Hence, another test on cell viability and reactivity is done by using 0.05% silver in TiO2. The results of the material nanotitania with a combination of 0.05% silver in different concentrations is thought to show no cytotoxic effect in the growth inhibition test with L929 mouse besides the 100 mg/ml extract. Therefore, it means that TiO2 with a combination of 0.03% silver (which has a lower concentration) logically and inevitably has no cytotoxic effect and is safe to be used in future.

For the future benefit, it is best to suggest that this nanotitania be extracted via modified hydrothermal improve with molten salt process study under various virology tests to observe its disinfection ability. The limitation of this study was the ability to produce the substance on a mass scale, which is restricted by our small laboratory together with the very intense processes in producing it.

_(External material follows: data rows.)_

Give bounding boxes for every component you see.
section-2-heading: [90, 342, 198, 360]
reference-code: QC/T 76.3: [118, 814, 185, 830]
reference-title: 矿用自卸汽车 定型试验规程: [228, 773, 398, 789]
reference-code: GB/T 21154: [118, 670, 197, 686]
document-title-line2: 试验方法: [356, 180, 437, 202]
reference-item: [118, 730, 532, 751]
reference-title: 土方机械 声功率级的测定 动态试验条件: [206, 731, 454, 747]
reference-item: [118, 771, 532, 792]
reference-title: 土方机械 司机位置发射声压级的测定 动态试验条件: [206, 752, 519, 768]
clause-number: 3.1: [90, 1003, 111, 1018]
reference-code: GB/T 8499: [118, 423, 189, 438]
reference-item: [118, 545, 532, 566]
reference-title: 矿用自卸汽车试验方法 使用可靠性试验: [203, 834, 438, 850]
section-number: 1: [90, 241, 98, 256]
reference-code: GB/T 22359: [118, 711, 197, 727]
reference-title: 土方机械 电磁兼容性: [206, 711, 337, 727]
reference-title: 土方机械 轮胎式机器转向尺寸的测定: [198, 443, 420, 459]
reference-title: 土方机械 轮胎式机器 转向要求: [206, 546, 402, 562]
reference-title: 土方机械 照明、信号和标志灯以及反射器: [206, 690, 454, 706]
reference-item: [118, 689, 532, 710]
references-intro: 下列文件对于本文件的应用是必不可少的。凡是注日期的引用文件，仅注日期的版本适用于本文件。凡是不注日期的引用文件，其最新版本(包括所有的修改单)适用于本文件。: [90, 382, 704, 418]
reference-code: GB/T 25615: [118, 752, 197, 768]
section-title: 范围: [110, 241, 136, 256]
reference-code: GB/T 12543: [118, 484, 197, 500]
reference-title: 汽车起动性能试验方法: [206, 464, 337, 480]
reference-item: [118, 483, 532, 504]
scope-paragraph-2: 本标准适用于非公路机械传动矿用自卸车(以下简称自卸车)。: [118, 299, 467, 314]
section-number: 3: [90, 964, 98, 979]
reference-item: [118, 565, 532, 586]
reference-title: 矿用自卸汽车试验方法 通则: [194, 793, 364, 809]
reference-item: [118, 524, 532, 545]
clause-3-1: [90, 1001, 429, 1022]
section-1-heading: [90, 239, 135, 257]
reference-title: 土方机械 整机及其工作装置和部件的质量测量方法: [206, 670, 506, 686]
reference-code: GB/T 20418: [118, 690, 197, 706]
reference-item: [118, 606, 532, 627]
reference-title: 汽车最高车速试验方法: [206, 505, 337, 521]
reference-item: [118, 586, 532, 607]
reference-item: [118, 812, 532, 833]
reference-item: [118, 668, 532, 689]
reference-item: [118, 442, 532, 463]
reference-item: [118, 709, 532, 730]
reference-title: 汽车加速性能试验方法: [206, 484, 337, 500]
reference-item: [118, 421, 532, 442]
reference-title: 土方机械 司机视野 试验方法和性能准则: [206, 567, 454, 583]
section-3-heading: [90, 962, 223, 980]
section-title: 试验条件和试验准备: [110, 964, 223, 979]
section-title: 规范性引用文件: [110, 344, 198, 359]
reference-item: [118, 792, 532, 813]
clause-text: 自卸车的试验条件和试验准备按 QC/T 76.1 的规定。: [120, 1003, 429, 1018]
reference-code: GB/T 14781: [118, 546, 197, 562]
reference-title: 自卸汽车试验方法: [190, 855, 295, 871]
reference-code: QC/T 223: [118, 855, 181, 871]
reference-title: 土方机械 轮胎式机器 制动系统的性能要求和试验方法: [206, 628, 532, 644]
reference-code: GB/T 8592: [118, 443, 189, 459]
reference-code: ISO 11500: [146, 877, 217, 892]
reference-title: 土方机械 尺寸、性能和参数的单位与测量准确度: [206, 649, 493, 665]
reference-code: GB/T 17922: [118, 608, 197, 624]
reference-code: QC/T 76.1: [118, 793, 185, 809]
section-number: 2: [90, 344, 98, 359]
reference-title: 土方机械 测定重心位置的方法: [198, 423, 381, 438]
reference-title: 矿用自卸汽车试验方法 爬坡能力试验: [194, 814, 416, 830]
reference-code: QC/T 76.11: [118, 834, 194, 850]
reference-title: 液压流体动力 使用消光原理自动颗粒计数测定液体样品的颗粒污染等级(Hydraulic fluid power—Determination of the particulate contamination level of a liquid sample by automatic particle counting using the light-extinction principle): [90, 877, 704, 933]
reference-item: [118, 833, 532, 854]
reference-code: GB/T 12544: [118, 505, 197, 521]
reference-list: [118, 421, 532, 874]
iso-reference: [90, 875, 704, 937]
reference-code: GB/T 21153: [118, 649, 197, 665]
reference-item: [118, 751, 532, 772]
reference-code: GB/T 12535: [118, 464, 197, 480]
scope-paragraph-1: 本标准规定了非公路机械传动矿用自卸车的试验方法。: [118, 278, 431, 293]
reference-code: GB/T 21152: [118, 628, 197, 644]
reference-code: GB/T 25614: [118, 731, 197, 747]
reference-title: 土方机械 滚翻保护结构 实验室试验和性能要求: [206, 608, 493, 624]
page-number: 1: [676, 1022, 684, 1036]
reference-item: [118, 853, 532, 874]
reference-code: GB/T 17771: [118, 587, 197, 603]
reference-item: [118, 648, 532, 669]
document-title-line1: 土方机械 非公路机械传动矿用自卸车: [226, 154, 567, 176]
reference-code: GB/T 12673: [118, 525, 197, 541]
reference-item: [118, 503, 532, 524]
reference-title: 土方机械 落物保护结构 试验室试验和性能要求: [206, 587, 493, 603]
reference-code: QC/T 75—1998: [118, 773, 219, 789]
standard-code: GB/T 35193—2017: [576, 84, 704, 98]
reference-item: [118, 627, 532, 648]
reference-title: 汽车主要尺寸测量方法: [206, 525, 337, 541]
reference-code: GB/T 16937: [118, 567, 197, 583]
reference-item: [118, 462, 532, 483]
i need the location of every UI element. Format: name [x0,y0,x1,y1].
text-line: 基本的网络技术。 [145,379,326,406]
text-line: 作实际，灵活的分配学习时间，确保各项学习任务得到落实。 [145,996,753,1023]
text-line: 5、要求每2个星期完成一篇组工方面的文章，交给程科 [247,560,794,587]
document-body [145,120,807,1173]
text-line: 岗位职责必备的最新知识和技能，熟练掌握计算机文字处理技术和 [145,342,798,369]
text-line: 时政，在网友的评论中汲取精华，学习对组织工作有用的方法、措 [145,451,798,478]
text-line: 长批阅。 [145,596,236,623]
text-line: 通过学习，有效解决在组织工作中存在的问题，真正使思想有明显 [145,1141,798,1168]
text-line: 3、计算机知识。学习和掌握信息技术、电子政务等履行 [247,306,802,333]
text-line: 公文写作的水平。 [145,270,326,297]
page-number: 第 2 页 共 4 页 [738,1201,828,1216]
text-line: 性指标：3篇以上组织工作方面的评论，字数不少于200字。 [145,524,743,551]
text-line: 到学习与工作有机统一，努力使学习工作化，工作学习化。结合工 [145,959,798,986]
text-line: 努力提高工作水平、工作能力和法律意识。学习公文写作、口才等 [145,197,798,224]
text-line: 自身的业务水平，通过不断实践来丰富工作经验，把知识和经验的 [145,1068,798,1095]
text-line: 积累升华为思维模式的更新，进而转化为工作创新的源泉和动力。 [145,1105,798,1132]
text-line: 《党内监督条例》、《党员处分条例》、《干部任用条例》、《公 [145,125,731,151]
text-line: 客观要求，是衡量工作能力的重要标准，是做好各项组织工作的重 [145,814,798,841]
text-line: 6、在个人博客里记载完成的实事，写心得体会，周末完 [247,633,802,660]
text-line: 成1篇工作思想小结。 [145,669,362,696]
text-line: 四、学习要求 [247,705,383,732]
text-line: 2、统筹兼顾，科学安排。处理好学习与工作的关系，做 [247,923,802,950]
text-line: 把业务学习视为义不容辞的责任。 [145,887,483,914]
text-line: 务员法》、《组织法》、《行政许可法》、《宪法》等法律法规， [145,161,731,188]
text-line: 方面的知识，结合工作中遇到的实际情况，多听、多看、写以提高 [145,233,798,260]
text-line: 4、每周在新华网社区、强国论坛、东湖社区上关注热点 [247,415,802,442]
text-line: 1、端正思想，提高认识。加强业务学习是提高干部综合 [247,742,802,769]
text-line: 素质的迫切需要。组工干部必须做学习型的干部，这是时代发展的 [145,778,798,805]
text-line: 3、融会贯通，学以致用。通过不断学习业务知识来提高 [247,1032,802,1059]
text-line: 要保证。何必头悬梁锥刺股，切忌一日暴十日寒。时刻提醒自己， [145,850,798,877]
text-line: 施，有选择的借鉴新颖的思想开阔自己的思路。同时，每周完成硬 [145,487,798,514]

Apart from that, the non-cytotoxicity characteristic of the nanotitania is our main concern as well, to make sure itis safety for all clinicians and their patients in future. It also can be concluded that the process of producing the nano titanium dioxide a safe process overall.

In conclusion, nanotitania extract with 0.05% silver has no cytotoxic effect on the growth inhibition test with L929 mouse, except for the 100 mg/ml extract.